Philadelphia-based Sunoco Logistics Partners L.P. (SXL) is a master limited partnership (MLP) that acquires, owns, and operates a geographically diverse portfolio of refined product and crude oil pipelines and terminal facilities.
 
Sunoco Logistics reported solid second-quarter results, reflecting higher lease acquisition results, increased fees, and contributions from the recent MagTex acquisition. Importantly, the partnership increased its quarterly cash distribution by 11.2% year over year to the annualized rate of $4.16 per unit. With its stable fee-based revenue, geographically diverse assets, and strong business fundamentals, Sunoco Logistics offers investors an opportunity to capture income growth through steadily rising cash distributions and capital appreciation.
 
We also believe that the partnership’s synergistic relationship with its general partner, Sunoco Inc. (SUN) adds to its positive attributes by providing Sunoco Logistics with stable cash flows and consistent top-line growth opportunities.
 
At the same time, we remain concerned with Sunoco Logistics’ high throughput dependence upon its general partner, as any adverse development on that front (like the recent idling of the Eagle Point refinery) will severely impact the partnership’s financial performance.
 
We also remain worried on valuation grounds. On a distribution yield basis, Sunoco Logistics common units are currently trading at a premium to its peer pipeline MLP group average.
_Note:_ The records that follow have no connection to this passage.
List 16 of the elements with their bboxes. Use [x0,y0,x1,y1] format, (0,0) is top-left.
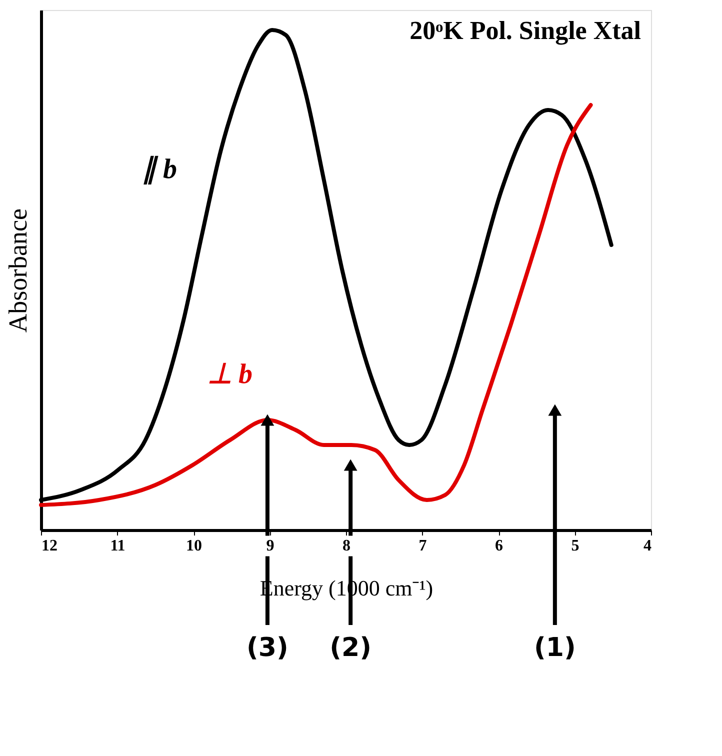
x-tick-label: 9 [266,538,274,554]
x-tick-label: 7 [418,538,427,554]
x-tick-label: 8 [342,538,350,554]
x-tick-label: 12 [42,538,58,554]
y-axis-title: Absorbance [4,208,32,333]
chart-title: 20ᵒK Pol. Single Xtal [410,16,641,45]
series-label: ⊥ b [207,359,252,390]
x-tick-label: 4 [644,538,652,554]
x-tick-label: 5 [571,538,580,554]
series-label: ∥ b [142,154,178,185]
x-tick-label: 6 [495,538,503,554]
annotation: (3) [246,633,288,663]
x-tick-label: 11 [110,538,126,554]
annotation: (1) [534,633,576,663]
annotation: (2) [330,633,372,663]
x-tick-label: 10 [186,538,202,554]
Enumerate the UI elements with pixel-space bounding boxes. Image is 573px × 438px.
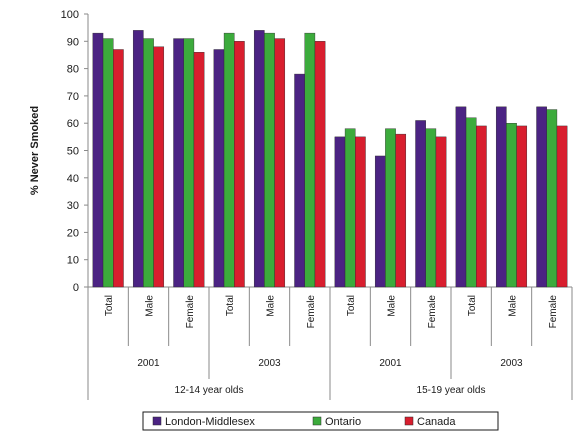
bar-ontario — [143, 38, 154, 288]
bar-london-middlesex — [132, 30, 144, 288]
bar-london-middlesex — [536, 106, 547, 288]
category-label: Total — [467, 295, 478, 316]
y-axis-label: % Never Smoked — [29, 106, 41, 195]
bar-ontario — [264, 32, 275, 288]
category-label: Male — [508, 295, 519, 317]
bar-canada — [355, 136, 366, 288]
bar-canada — [395, 133, 407, 288]
bar-london-middlesex — [253, 30, 265, 288]
bar-ontario — [102, 38, 114, 288]
y-tick-label: 60 — [67, 118, 79, 130]
year-label: 2001 — [137, 358, 160, 369]
y-tick-label: 0 — [73, 282, 79, 294]
legend-swatch — [404, 416, 414, 426]
bar-canada — [193, 52, 205, 288]
bar-canada — [556, 125, 568, 288]
bar-canada — [153, 46, 165, 288]
category-label: Female — [427, 295, 438, 329]
bar-ontario — [304, 32, 316, 288]
bar-ontario — [465, 117, 477, 288]
bar-ontario — [385, 128, 396, 288]
bar-london-middlesex — [495, 106, 507, 288]
bar-canada — [234, 41, 245, 288]
legend-swatch — [312, 416, 322, 426]
legend-swatch — [152, 416, 162, 426]
y-tick-label: 40 — [67, 173, 79, 185]
bar-ontario — [223, 32, 235, 288]
bar-london-middlesex — [92, 32, 104, 288]
bar-london-middlesex — [415, 120, 426, 288]
year-label: 2001 — [379, 358, 402, 369]
y-tick-label: 50 — [67, 146, 79, 158]
bar-ontario — [425, 128, 437, 288]
axes — [84, 13, 573, 400]
bar-london-middlesex — [334, 136, 346, 288]
category-label: Male — [145, 295, 156, 317]
category-label: Total — [346, 295, 357, 316]
age-group-label: 15-19 year olds — [417, 385, 486, 396]
y-tick-label: 90 — [67, 36, 79, 48]
bar-ontario — [546, 109, 558, 288]
legend-label: Canada — [417, 416, 456, 428]
bar-london-middlesex — [213, 49, 225, 288]
bar-canada — [274, 38, 286, 288]
bar-canada — [516, 125, 528, 288]
year-label: 2003 — [500, 358, 523, 369]
legend-label: Ontario — [325, 416, 361, 428]
y-tick-label: 80 — [67, 64, 79, 76]
y-tick-label: 70 — [67, 91, 79, 103]
category-label: Male — [387, 295, 398, 317]
bar-canada — [476, 125, 487, 288]
bar-london-middlesex — [173, 38, 184, 288]
year-label: 2003 — [258, 358, 281, 369]
bar-london-middlesex — [294, 73, 305, 288]
legend: London-Middlesex Ontario Canada — [142, 411, 499, 431]
category-label: Female — [185, 295, 196, 329]
y-tick-label: 10 — [67, 255, 79, 267]
age-group-label: 12-14 year olds — [175, 385, 244, 396]
y-tick-label: 100 — [61, 9, 79, 21]
bar-london-middlesex — [455, 106, 467, 288]
bar-canada — [113, 49, 124, 288]
bar-canada — [314, 41, 326, 288]
legend-label: London-Middlesex — [165, 416, 255, 428]
bar-ontario — [344, 128, 356, 288]
bar-london-middlesex — [374, 155, 386, 288]
category-label: Female — [548, 295, 559, 329]
bar-ontario — [506, 122, 517, 288]
category-label: Total — [104, 295, 115, 316]
bar-ontario — [183, 38, 195, 288]
labels: 0 10 20 30 40 50 60 70 80 90 100 % Never Smoked Tota… — [29, 9, 559, 396]
y-tick-label: 20 — [67, 227, 79, 239]
category-label: Female — [306, 295, 317, 329]
category-label: Total — [225, 295, 236, 316]
bars — [92, 30, 568, 288]
bar-canada — [435, 136, 447, 288]
category-label: Male — [266, 295, 277, 317]
y-tick-label: 30 — [67, 200, 79, 212]
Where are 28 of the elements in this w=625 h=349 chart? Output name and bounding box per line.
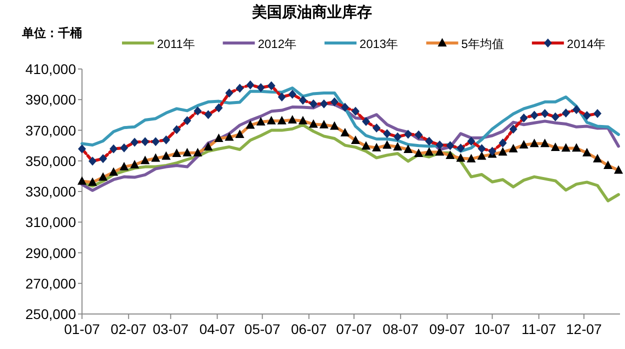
y-tick-label: 330,000: [25, 184, 76, 200]
x-tick-label: 12-07: [566, 321, 602, 337]
y-tick-label: 290,000: [25, 244, 76, 261]
x-tick-label: 09-07: [429, 321, 466, 337]
x-tick-label: 06-07: [291, 321, 328, 337]
y-tick-label: 350,000: [25, 152, 76, 169]
x-tick-label: 02-07: [110, 321, 147, 337]
y-tick-label: 410,000: [25, 61, 76, 77]
chart-title: 美国原油商业库存: [251, 3, 372, 21]
x-tick-label: 07-07: [336, 321, 372, 337]
x-tick-label: 08-07: [382, 321, 419, 337]
legend-label: 2014年: [566, 37, 606, 51]
y-tick-label: 370,000: [25, 122, 76, 138]
x-tick-label: 10-07: [474, 321, 510, 337]
y-tick-label: 250,000: [25, 306, 76, 322]
legend-label: 2013年: [360, 37, 398, 51]
legend-label: 5年均值: [461, 37, 504, 51]
chart-subtitle: 单位：千桶: [21, 26, 82, 40]
y-tick-label: 270,000: [25, 275, 76, 292]
x-tick-label: 11-07: [521, 321, 556, 337]
x-tick-label: 05-07: [244, 321, 280, 337]
y-tick-label: 390,000: [25, 92, 76, 108]
x-tick-label: 04-07: [199, 321, 236, 337]
legend-label: 2012年: [258, 37, 297, 51]
y-tick-label: 310,000: [25, 214, 76, 230]
x-tick-label: 03-07: [152, 321, 189, 337]
x-tick-label: 01-07: [64, 321, 100, 337]
legend-label: 2011年: [157, 37, 195, 51]
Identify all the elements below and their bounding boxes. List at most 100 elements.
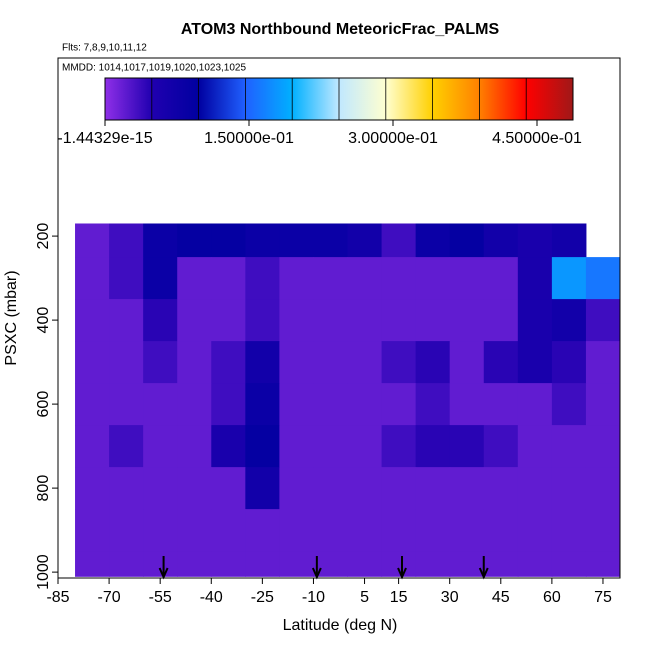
heat-cell — [143, 383, 178, 426]
heat-cell — [517, 383, 553, 426]
heat-cell — [415, 509, 451, 552]
heat-cell — [415, 341, 451, 384]
heat-cell — [449, 425, 485, 468]
arrow-head — [397, 567, 407, 580]
heat-cell — [279, 467, 314, 510]
heat-cell — [177, 509, 212, 552]
y-axis-title: PSXC (mbar) — [3, 270, 20, 365]
heat-cell — [313, 509, 349, 552]
heat-cell — [483, 425, 519, 468]
heat-cell — [143, 509, 178, 552]
heat-cell — [381, 299, 417, 342]
heat-cell — [75, 383, 110, 426]
heat-cell — [517, 425, 553, 468]
heat-cell — [449, 383, 485, 426]
heat-cell — [279, 383, 314, 426]
heat-cell — [517, 341, 553, 384]
heat-cell — [415, 257, 451, 300]
heat-cell — [517, 551, 553, 577]
colorbar-tick-label: 4.50000e-01 — [492, 130, 582, 147]
heat-cell — [449, 509, 485, 552]
heat-cell — [585, 299, 621, 342]
y-tick-label: 1000 — [35, 554, 52, 590]
heat-cell — [313, 341, 349, 384]
x-tick-label: -40 — [200, 589, 223, 606]
heat-cell — [177, 341, 212, 384]
heat-cell — [109, 509, 144, 552]
heat-cell — [347, 223, 383, 258]
heat-cell — [211, 509, 246, 552]
heat-cell — [483, 467, 519, 510]
heat-cell — [75, 299, 110, 342]
heat-cell — [211, 467, 246, 510]
heat-cell — [483, 257, 519, 300]
heat-cell — [449, 551, 485, 577]
heat-cell — [415, 383, 451, 426]
heat-cell — [245, 341, 280, 384]
subtitle: Flts: 7,8,9,10,11,12 — [62, 43, 147, 54]
heat-cell — [585, 257, 621, 300]
heat-cell — [211, 341, 246, 384]
heat-cell — [585, 467, 621, 510]
heat-cell — [211, 257, 246, 300]
heat-cell — [585, 551, 621, 577]
heat-cell — [245, 257, 280, 300]
heat-cell — [551, 223, 587, 258]
heat-cell — [75, 341, 110, 384]
heat-cell — [381, 551, 417, 577]
heat-cell — [347, 341, 383, 384]
heat-cell — [279, 223, 314, 258]
heat-cell — [75, 467, 110, 510]
heat-cell — [109, 383, 144, 426]
heat-cell — [517, 509, 553, 552]
heat-cell — [143, 341, 178, 384]
heat-cell — [449, 341, 485, 384]
heat-cell — [381, 509, 417, 552]
heat-cell — [109, 257, 144, 300]
heat-cell — [483, 299, 519, 342]
heat-cell — [245, 425, 280, 468]
heat-cell — [177, 551, 212, 577]
heat-cell — [211, 383, 246, 426]
heat-cell — [449, 299, 485, 342]
heat-cell — [585, 509, 621, 552]
y-tick-label: 600 — [35, 391, 52, 418]
heat-cell — [585, 341, 621, 384]
chart-title: ATOM3 Northbound MeteoricFrac_PALMS — [181, 21, 500, 38]
heat-cell — [143, 299, 178, 342]
x-tick-label: -55 — [149, 589, 172, 606]
heat-cell — [245, 467, 280, 510]
heat-cell — [517, 223, 553, 258]
heat-cell — [415, 223, 451, 258]
x-axis-title: Latitude (deg N) — [283, 617, 398, 634]
y-tick-label: 800 — [35, 475, 52, 502]
heat-cell — [483, 509, 519, 552]
heat-cell — [347, 467, 383, 510]
heat-cell — [211, 223, 246, 258]
arrow-marker — [158, 556, 169, 580]
heat-cell — [517, 299, 553, 342]
heat-cell — [143, 257, 178, 300]
heat-cell — [211, 425, 246, 468]
heat-cell — [415, 551, 451, 577]
y-tick-label: 400 — [35, 307, 52, 334]
plot-frame — [57, 57, 621, 579]
x-tick-label: -85 — [46, 589, 69, 606]
heat-cell — [347, 509, 383, 552]
heat-cell — [143, 467, 178, 510]
heat-cell — [449, 467, 485, 510]
heat-cell — [585, 425, 621, 468]
annotation: MMDD: 1014,1017,1019,1020,1023,1025 — [62, 63, 246, 74]
heat-cell — [381, 341, 417, 384]
heat-cell — [551, 551, 587, 577]
colorbar-tick-label: 3.00000e-01 — [348, 130, 438, 147]
heat-cell — [551, 467, 587, 510]
heat-cell — [313, 383, 349, 426]
heat-cell — [109, 223, 144, 258]
heat-cell — [177, 467, 212, 510]
heat-cell — [143, 223, 178, 258]
heat-cell — [279, 551, 314, 577]
x-tick-label: 60 — [543, 589, 561, 606]
heat-cell — [551, 509, 587, 552]
x-tick-label: 5 — [360, 589, 369, 606]
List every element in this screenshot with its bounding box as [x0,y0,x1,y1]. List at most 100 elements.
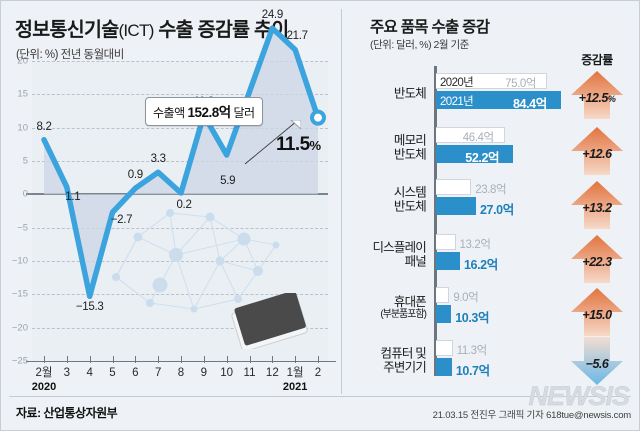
growth-rate-header: 증감률 [581,53,613,67]
network-graphic [112,209,280,313]
bar-current-value-label: 52.2억 [465,151,500,165]
growth-rate-value: +12.6 [566,147,628,161]
arrow-up-icon [571,181,623,229]
gridline--15 [32,294,328,296]
right-panel-bar-chart: 주요 품목 수출 증감 (단위: 달러, %) 2월 기준 증감률 반도체 75.… [342,1,640,432]
growth-arrow-down: −5.6 [566,337,628,387]
x-tick-month: 4 [86,367,93,379]
footer-divider [9,396,631,397]
x-tick-month: 5 [109,367,116,379]
bar-row: 반도체 75.0억 84.4억 2020년 2021년 [342,71,640,117]
newsis-watermark: NEWSIS [528,381,630,411]
line-data-label: 5.9 [220,175,236,187]
bar-current-year [436,197,476,215]
x-axis-tick-label: 9 [201,367,207,380]
arrow-up-icon [571,235,623,283]
arrow-shape [571,337,623,385]
gridline-5 [32,161,328,162]
left-panel-line-chart: 정보통신기술(ICT) 수출 증감률 추이 (단위: %) 전년 동월대비 20… [1,1,341,432]
bar-previous-year [436,179,472,195]
credit-line: 21.03.15 전진우 그래픽 기자 618tue@newsis.com [432,410,632,421]
line-data-label: 0.9 [127,169,143,182]
vertical-divider [341,9,342,394]
line-series-path [41,25,321,300]
x-axis-tick-label: 1월 2021 [283,367,307,393]
growth-rate-number: +12.6 [582,147,612,161]
line-series-svg [41,25,326,300]
x-axis-tick-label: 6 [132,367,138,380]
bar-previous-value-label: 11.3억 [456,345,488,357]
growth-arrow-up: +13.2 [566,179,628,229]
bar-current-value-label: 10.7억 [455,364,490,378]
tablet-graphic [231,290,308,352]
x-tick-year: 2021 [282,380,308,393]
bar-current-year [436,305,452,323]
x-axis-tick [272,356,274,363]
x-axis-tick [203,356,205,363]
bar-row: 컴퓨터 및 주변기기 11.3억 10.7억 [342,338,640,384]
x-axis-tick [318,356,319,363]
bar-row: 시스템 반도체 23.8억 27.0억 [342,177,640,223]
right-title: 주요 품목 수출 증감 [370,19,490,36]
growth-rate-value: +13.2 [566,201,628,215]
bar-previous-value-label: 9.0억 [453,292,479,304]
last-point-marker [310,109,326,126]
line-data-label: 21.7 [286,29,308,42]
growth-rate-number: +13.2 [582,201,612,215]
bar-category-line: 디스플레이 [372,240,426,255]
bar-current-year [436,252,460,270]
x-tick-month: 9 [200,367,208,379]
bar-current-year [436,145,514,163]
x-axis-tick-label: 7 [155,367,161,380]
bar-previous-value-label: 75.0억 [505,78,537,90]
bar-previous-year [436,127,505,143]
x-tick-month: 3 [63,367,71,379]
growth-rate-percent-sign: % [607,94,616,104]
line-data-label: 1.1 [65,191,81,203]
bar-previous-value-label: 13.2억 [459,239,491,251]
x-axis-tick-label: 11 [244,367,256,380]
x-axis-tick-label: 4 [86,367,92,380]
x-axis-tick-label: 3 [64,367,70,380]
tablet-device-decoration [229,290,309,352]
x-axis-tick-label: 12 [266,367,279,380]
line-data-label: 8.2 [36,120,52,133]
y-axis-tick-label: 0 [22,188,28,200]
title-part-korean-2: 수출 증감률 추이 [153,19,289,41]
y-axis-tick-label: −5 [17,222,28,234]
bar-current-value-label: 10.3억 [455,311,490,325]
growth-arrow-up: +12.6 [566,125,628,175]
x-axis-tick [89,356,91,363]
callout-value: 152.8억 [187,105,231,120]
x-tick-month: 1월 [286,367,304,379]
bar-category-line: 패널 [404,254,427,268]
line-data-label: 0.2 [176,199,192,211]
arrow-shape [571,127,623,175]
growth-rate-value: −5.6 [566,357,628,371]
x-axis-tick-label: 2 [315,367,321,380]
x-axis-tick-label: 10 [220,367,233,380]
gridline--5 [32,227,328,229]
bar-category-line: 메모리 [393,133,427,148]
x-axis-tick [112,356,114,363]
callout-suffix: 달러 [230,106,256,120]
growth-rate-number: +12.5 [578,91,609,105]
bar-category-line: 컴퓨터 및 [380,346,427,361]
arrow-down-icon [571,337,623,385]
network-decoration [98,199,288,319]
x-axis-tick-label: 5 [109,367,115,380]
arrow-shape [571,181,623,229]
y-axis-tick-label: −15 [11,288,28,300]
gridline--20 [32,327,328,329]
final-value-number: 11.5 [276,133,310,155]
right-unit-note: (단위: 달러, %) 2월 기준 [370,39,469,51]
x-axis-tick [135,356,137,363]
bar-previous-value-label: 46.4억 [462,132,494,144]
y-axis-tick-label: 5 [22,155,28,167]
y-axis-tick-label: 15 [17,88,28,100]
bar-current-year [436,91,561,109]
x-tick-month: 6 [132,367,139,379]
y-axis-tick-label: −10 [11,255,28,267]
x-tick-month: 10 [220,367,234,379]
This represents a 358 basis-point (bps) spread over the 10-year Treasury bond, compared to the peer group’s average spread of 455 bps. As such, we see limited room for upside from current levels and therefore rate Sunoco Logistics units as Neutral.
 
Our $61 price objective reflects an annualized distribution run rate of $4.37 per unit, 5% above current levels, and a target yield of 7.2%. Our yield assumption is based on a 345 bps spread over our 10-year Treasury bond yield expectation of 3.75%.